Sir: I have the honor to refer to the Department’s instruction No. 94 of June 20, 1939, concerning preliminary trade agreement negotiations between the United States and Portugal, and to state that the subject matter therein has had the careful consideration of the Legation. When I called on Dr. Luiz Teixera Sampayo, Director General of Political Affairs in the Ministry of Foreign Affairs, on August 4, 1939, preparatory to going on leave, the trade agreement negotiations were brought up by me. Dr. Sampayo was noncommittal, stating the matter was up to the Director of Economic Affairs, and gave no indication of what would be done by Portugal though I offered to do anything I could in this connection while home on leave. The general [Page 714] problem will not be overlooked. The Department is aware of the suggestion of the Portuguese Minister at Washington, Dr. Bianchi, that a high official of the Department come to Lisbon for direct negotiations. I should hesitate to endorse such a move, unless definitely pressed by the Portuguese Government, and assurance given that such a gesture would lead to positive results. Perhaps, if nothing develops in the natural course of events during the next few months, I can, after consultation with the Department during my leave, put myself in a better position to press this matter, if that is desired, on my return to Portugal in early October.

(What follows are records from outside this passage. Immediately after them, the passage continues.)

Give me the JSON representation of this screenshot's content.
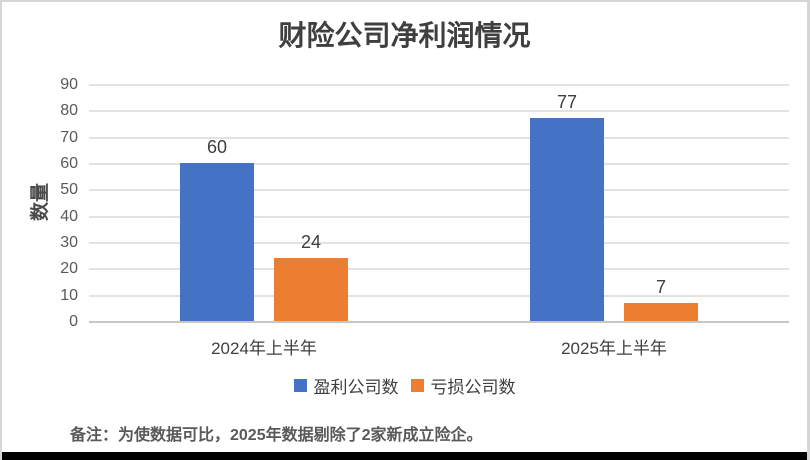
{
  "chart_data": {
    "type": "bar",
    "title": "财险公司净利润情况",
    "xlabel": "",
    "ylabel": "数量",
    "categories": [
      "2024年上半年",
      "2025年上半年"
    ],
    "series": [
      {
        "name": "盈利公司数",
        "color": "#4472C4",
        "values": [
          60,
          77
        ]
      },
      {
        "name": "亏损公司数",
        "color": "#ED7D31",
        "values": [
          24,
          7
        ]
      }
    ],
    "ylim": [
      0,
      90
    ],
    "ytick_step": 10,
    "grid": true,
    "legend_position": "bottom",
    "data_labels": true
  },
  "note": "备注：为使数据可比，2025年数据剔除了2家新成立险企。",
  "colors": {
    "title_text": "#3f3f3f",
    "axis_text": "#595959",
    "gridline": "#e2e2e2",
    "axis_line": "#c6c6c6",
    "frame_border": "#d6d6d6",
    "bottom_bar": "#000000"
  }
}
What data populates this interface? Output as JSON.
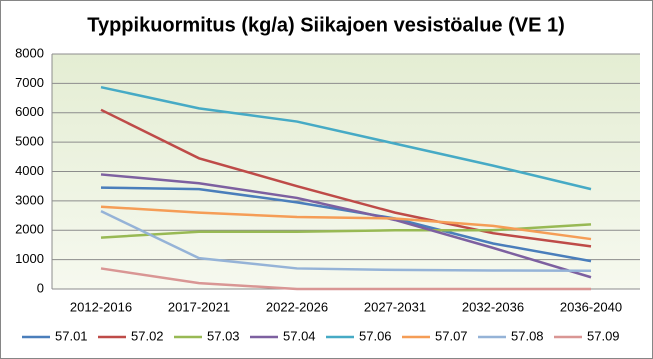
{
  "chart_data": {
    "type": "line",
    "title": "Typpikuormitus (kg/a) Siikajoen vesistöalue (VE 1)",
    "categories": [
      "2012-2016",
      "2017-2021",
      "2022-2026",
      "2027-2031",
      "2032-2036",
      "2036-2040"
    ],
    "series": [
      {
        "name": "57.01",
        "color": "#4a7ebb",
        "values": [
          3450,
          3400,
          2950,
          2400,
          1550,
          950
        ]
      },
      {
        "name": "57.02",
        "color": "#be4b48",
        "values": [
          6100,
          4450,
          3500,
          2600,
          1900,
          1450
        ]
      },
      {
        "name": "57.03",
        "color": "#98b954",
        "values": [
          1750,
          1950,
          1950,
          2000,
          2000,
          2200
        ]
      },
      {
        "name": "57.04",
        "color": "#7d60a0",
        "values": [
          3900,
          3600,
          3100,
          2350,
          1400,
          400
        ]
      },
      {
        "name": "57.06",
        "color": "#46aac5",
        "values": [
          6870,
          6150,
          5700,
          4950,
          4200,
          3400
        ]
      },
      {
        "name": "57.07",
        "color": "#f59d56",
        "values": [
          2800,
          2600,
          2450,
          2400,
          2150,
          1700
        ]
      },
      {
        "name": "57.08",
        "color": "#95b3d7",
        "values": [
          2650,
          1050,
          700,
          650,
          630,
          620
        ]
      },
      {
        "name": "57.09",
        "color": "#d99694",
        "values": [
          700,
          200,
          0,
          0,
          0,
          0
        ]
      }
    ],
    "ylim": [
      0,
      8000
    ],
    "yticks": [
      0,
      1000,
      2000,
      3000,
      4000,
      5000,
      6000,
      7000,
      8000
    ],
    "grid": true
  }
}
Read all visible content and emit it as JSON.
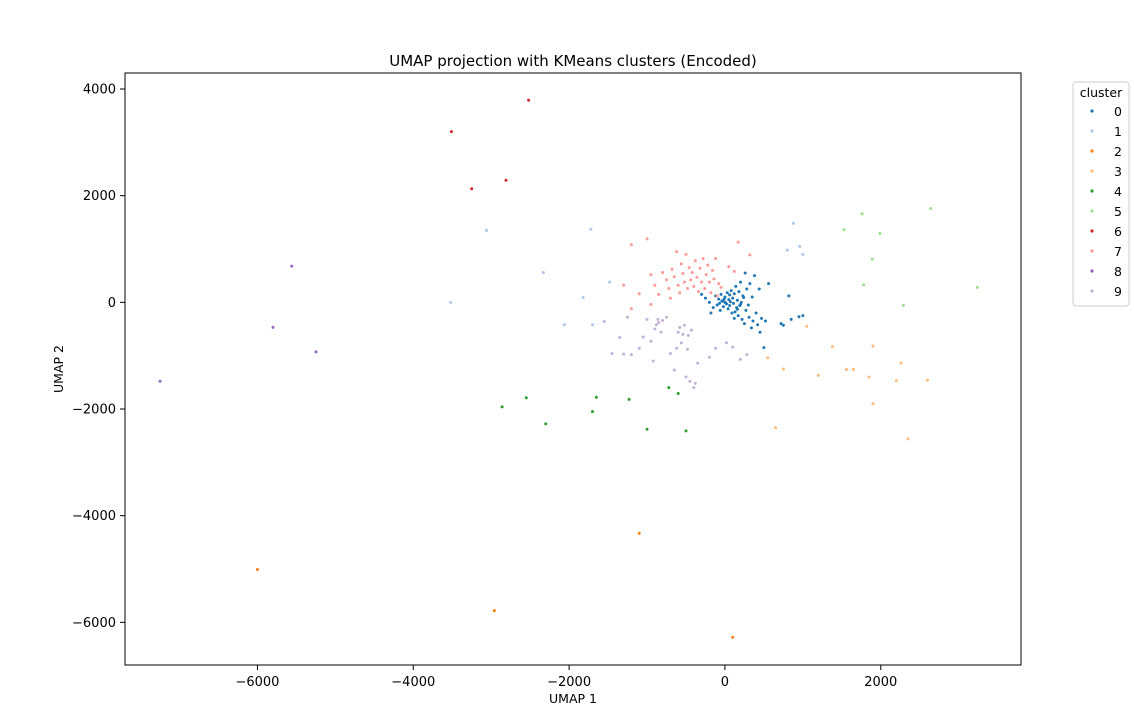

There are certain questions that do arise in my own mind: (1) Will the Department agree, having exempted Puerto Rico (see Article 6, Section l),11 also to exempt the Portuguese colonies, excepting the Azores and Madeira, which islands are generally considered part of continental Portugal? Owing to special tariff concessions granted in the colonies to Portuguese exports, and in Portugal on imports from the colonies, the question will inevitably be raised. (2) Does not Article 17, Section 1,11 grant special privileges under cover of a small customs union? This may be necessary because of Canada, but it is assumed that the Department will not overlook the possibility of more agreements with Spain, once that country settles down. (3) Would the status quo ante be revived if this agreement were denounced and afterward expire, that is, would the provisions of the notes exchanged on June 28, 1910,12 cancelled by this agreement, regarding the treatment to be accorded to the merchandise of either country again become effective?

The Department’s instruction under acknowledgment has been shown to the Consulate General, which makes no comment at this time.

Respectfully yours,

Herbert C. Pell

[In April 1940 the Portuguese Government indicated renewed interest in negotiating a trade agreement with the United States, and in June Mr. Paul T. Culbertson, Assistant Chief of the European Division, went to Portugal as a member of a diplomatic mission for the Portuguese Centennial celebrations with instructions also to undertake exploratory discussions regarding a trade agreement. He reported that further discussions would be futile due to the unwillingness of Count de Tovar, Head of the Economic Section of the Portuguese Foreign Office, to make concessions, especially after the entry of Italy into the war and the defeat of France. Trade-agreement discussions were therefore discontinued.]

  1. Reference is to draft of general provisions, not printed.
  2. Reference is to draft of general provisions, not printed.
  3. Commercial arrangement between the United States and Portugal, Foreign Relations, 1910, p. 828.